A BOLTON mother-of-six was celebrating today following a decision by a High Court judge to quash a 24-day jail sentence for non-payment of the poll tax.
Joan Partington, 44, of De Lacy Drive, Bolton, had already spent three days in custody after the sentence was passed by Leigh magistrates over arrears owed to Wigan Borough Council.
Mrs Partington maintained she had tried to keep up repayments on her arrears built up between 1991 and 1993. She said after she moved from Atherton to Bolton she was unaware that summonses had been sent to her previous address until her former husband told her a warrant had been issued for her arrest.
She spent one night in Risley and was referred to Drake Hall Open Prison in Staffordshire before being released on appeal.

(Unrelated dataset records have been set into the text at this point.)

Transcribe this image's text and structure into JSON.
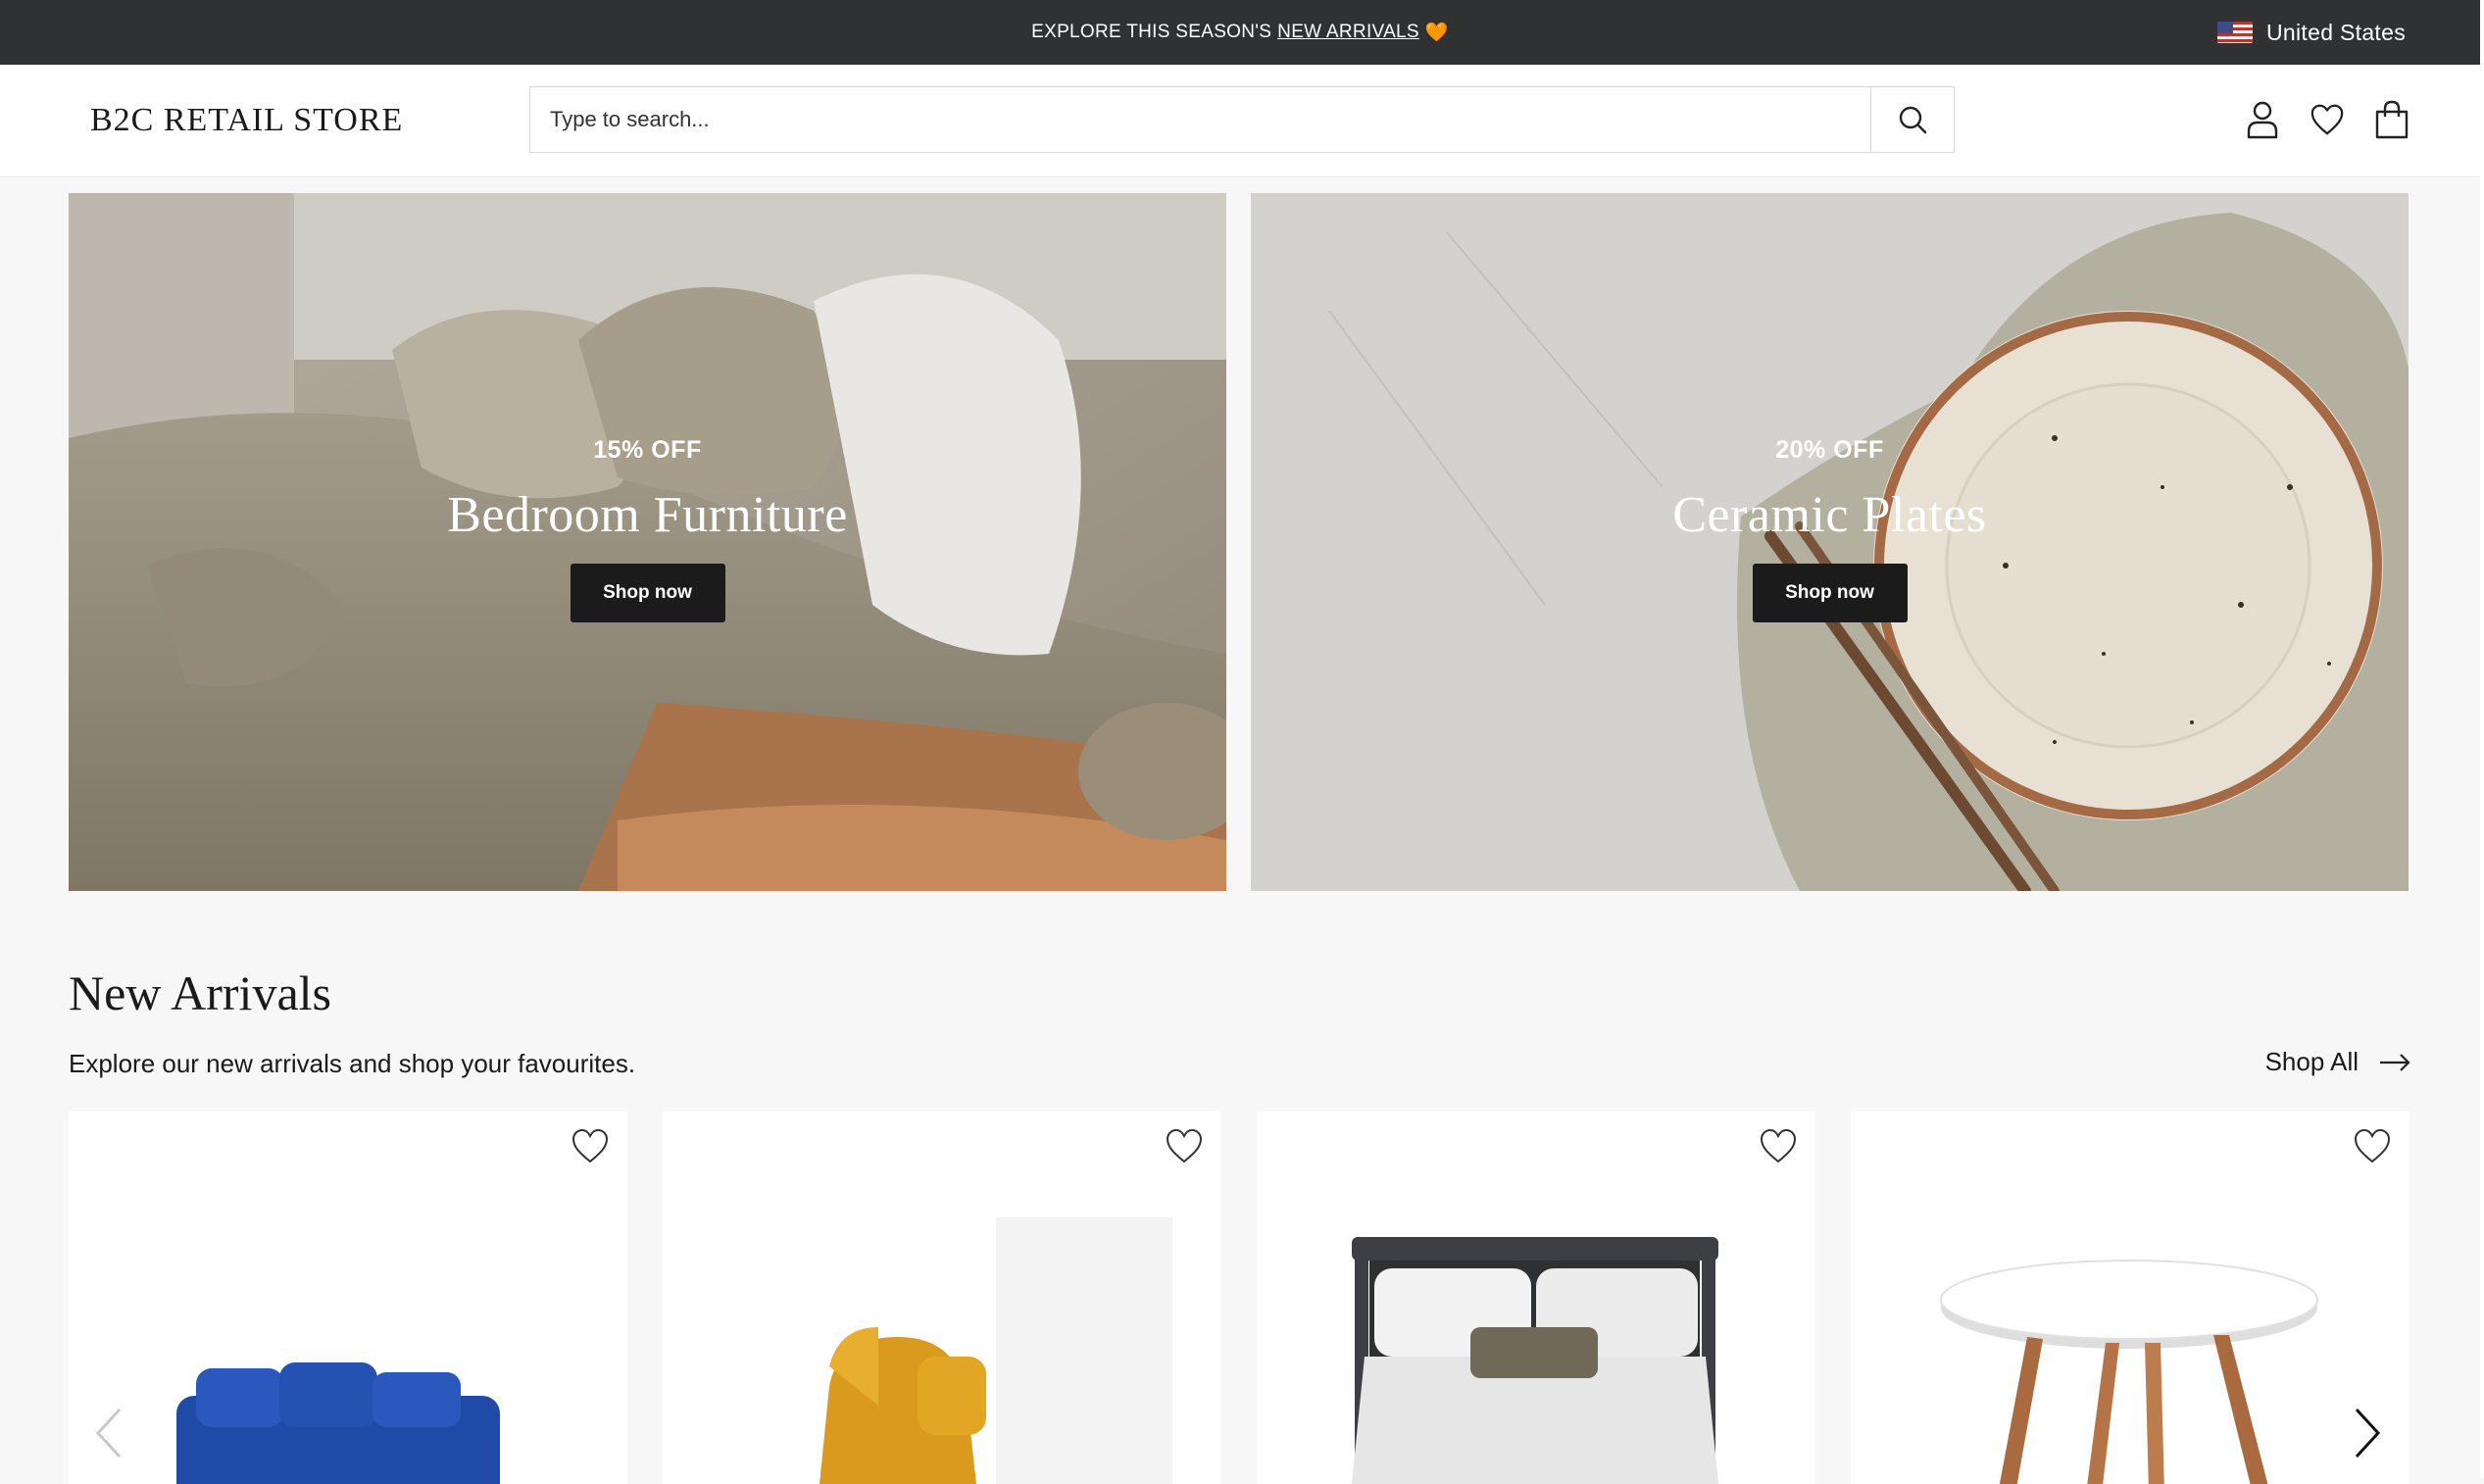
{
  "announcement": {
    "prefix": "EXPLORE THIS SEASON'S",
    "link": "NEW ARRIVALS",
    "emoji": "🧡"
  },
  "country": {
    "label": "United States",
    "icon": "us-flag-icon"
  },
  "header": {
    "logo": "B2C RETAIL STORE",
    "search_placeholder": "Type to search...",
    "icons": [
      "user-icon",
      "heart-icon",
      "shopping-bag-icon"
    ]
  },
  "banners": [
    {
      "discount": "15% OFF",
      "title": "Bedroom Furniture",
      "button": "Shop now"
    },
    {
      "discount": "20% OFF",
      "title": "Ceramic Plates",
      "button": "Shop now"
    }
  ],
  "new_arrivals": {
    "title": "New Arrivals",
    "subtitle": "Explore our new arrivals and shop your favourites.",
    "shop_all": "Shop All",
    "products": [
      {
        "image": "blue-sofa"
      },
      {
        "image": "yellow-armchair"
      },
      {
        "image": "bed-with-pillows"
      },
      {
        "image": "white-round-table"
      }
    ]
  },
  "colors": {
    "topbar": "#2f3133",
    "button": "#1b1b1b",
    "background": "#f7f7f7"
  }
}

Yesterday Mr Justice McPherson announced in open court that Leigh magistrates accepted that their decision to impose the sentence could not be allowed to stand.
And after the BEN broke the news, Mrs Partington said she intends to take legal action to claim compensation for distress caused as a result of her prison ordeal.
She said: "It is a huge weight off my mind because ever since I was released I've been half expecting the police to come and take me away again.
"I want compensation for what happened and any money I get will go on my children because it was absolute hell for them as well as me. Risley was a complete nightmare and there was no way I wanted to go through that again.
"My children were traumatised and when I came back my little girl, Nicola, would not let me out of her sight. Even now, when I go somewhere she wants to know exactly where I'm going in case I don't come back.
"It was awful at the time. How do you tell your six-year-old girl that her mummy is going away and doesn't know when she is coming back."
Mrs Partington said she had been given the sentence which was suspended while she paid off the arrears at £8 a week. She said she sent postal orders to the council but they were sent back and police came to her home to arrest her in January.
She was taken into custody the following day and her children were left in the care of her eldest son, who was 17 at the time.
Mrs Partington's lawyers had attacked the magistrate's decision as irrational and an improper use of the ultimate sanction against poll tax defaulters. The objective of jail was to coerce payment rather than punish, they claimed.